The trial court found that defendant's expert had no prior experience testifying as to firearms identification, had never conducted tool mark analysis or researched firearm's identification and therefore was unqualified to testify. The supreme court disagreed noting that defendant's expert was never held out as a firearm's expert but rather an experimental design expert—his testimony was proffered to help the jury understand how the methods used by firearms examiners in performing toolmark analysis differ from the scientific methods generally employed in designing experiments. In essence his testimony attacked the government expert's methodology and therefore the weight his testimony should be given. His qualifications as a “design expert” were more than adequate.
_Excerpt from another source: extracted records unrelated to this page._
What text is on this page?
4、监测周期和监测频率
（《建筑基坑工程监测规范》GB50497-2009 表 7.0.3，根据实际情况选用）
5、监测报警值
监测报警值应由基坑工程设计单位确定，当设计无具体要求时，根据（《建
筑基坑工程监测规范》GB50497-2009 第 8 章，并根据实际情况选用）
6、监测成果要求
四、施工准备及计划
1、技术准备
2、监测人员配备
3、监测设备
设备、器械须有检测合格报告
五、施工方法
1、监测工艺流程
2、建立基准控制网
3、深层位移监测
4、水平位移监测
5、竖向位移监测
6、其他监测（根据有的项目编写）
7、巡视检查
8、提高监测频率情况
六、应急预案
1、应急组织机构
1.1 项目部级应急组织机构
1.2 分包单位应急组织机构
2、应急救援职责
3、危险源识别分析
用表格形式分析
Under Rule 702 . . . the opposing party is not restricted to challenging that expert by offering an expert from the same field or with the same qualifications. The trial court should not assess whether the opposing party's expert is as qualified as – or more convincing than – the other expert. Instead, the court should consider whether the proffered expert is qualified and will offer reliable testimony that is helpful to the jury.
Close questions should be decided in favor of allowing the testimony. Here defendant's expert attacked the weight the testimony of the government's firearms examiner should be given. The weight to be given testimony is always for the jury.
Finally, the trial court improperly excluded defendant's expert on the secondary basis that to allow the testimony would essentially result in a second Daubert hearing. The court had already decided that the government's expert methodology and conclusions were sufficiently reliable thus finding it would be improper to allow the jury to overrule the court on this question. The supreme court held that the question of the weight and credibility are always jury questions, prior Daubert hearing or not.
The case was remanded to the Arizona Court of Appeals with direction it decide whether the preclusion of the defendant's expert testimony was harmless error.